Nobel Laureate, Professor Wole Soyinka, has described as inhuman and callous, the attack on protesters calling for the release of the convener of Revolution Now, Omoyele Sowore, by the Department of State Service, DSS.
The court had ordered the release of Sowore, having met the bail conditions, but the DSS is yet to release him several days after.
Sowore has been held by the security agency since August for being behind the brain that organised a protest against the present government.
Reacting to the attack on the protesters calling for Sowore’s release by DSS on Tuesday, Soyinka, in a statement said the action of the government’s security agency was criminal.
According to him, it had increased the untenable defiance by the state.
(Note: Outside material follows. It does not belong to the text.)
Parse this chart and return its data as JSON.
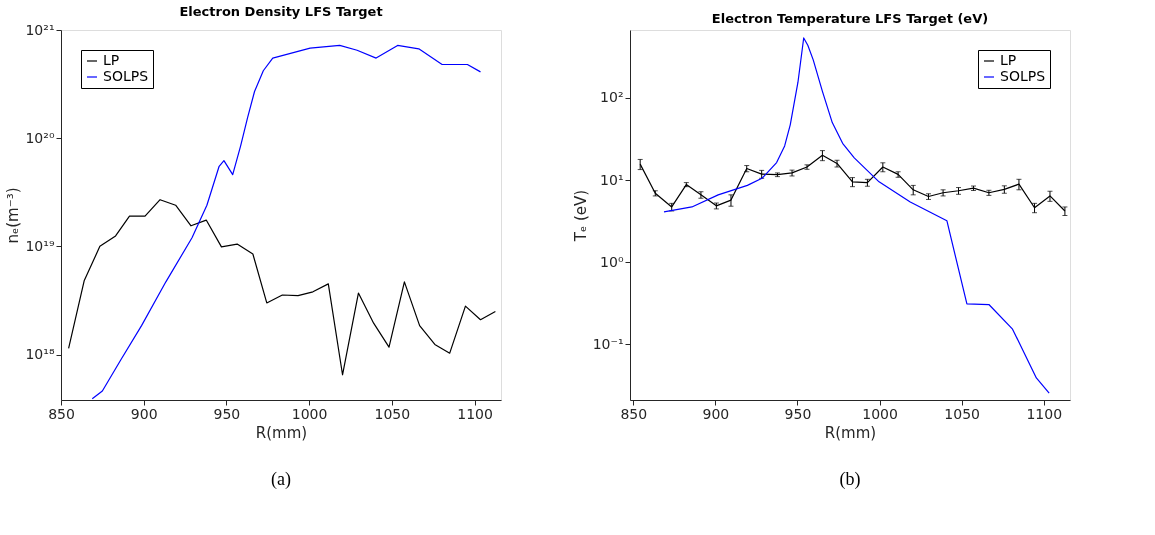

His words: “Why the desperation? The answer is straightforward: the government never imagined that the bail conditions for Sowore would ever be met. Even Sowore’s supporters despaired. The bail test was clearly set to fail! It took a while for the projection to be reversed, and it left the DSS floundering. That agency then resorted to childish, cynical lies. It claimed that the ordered release was no longer in their hands, but in Sowore’s end of the transfer. The lie being exploded, what next? Bullets of course!
“Such a development is not only callous and inhuman, it is criminal. It escalates an already untenable defiance by the state. As I remarked from the onset, this is an act of government insecurity and paranoia that merely defeats its real purpose. And now – bullets? This is no longer comical. Perhaps it is necessary to remind this government of precedents in other lands where, even years after the event, those who trampled on established human rights that generate homicidal impunity are called to account for abuse of power and crimes against humanity.”
He added: “Enough of this charade, nothing more than a display of crude, naked power. Release Omoyele Sowore and save us further embarrassment in the regard of the world. An apology to the nation by the DSS and the judiciary would also not be out of place. It would go some distance in redeeming the image of an increasingly fascistic agency and reduce the swelling tide of public disillusionment.”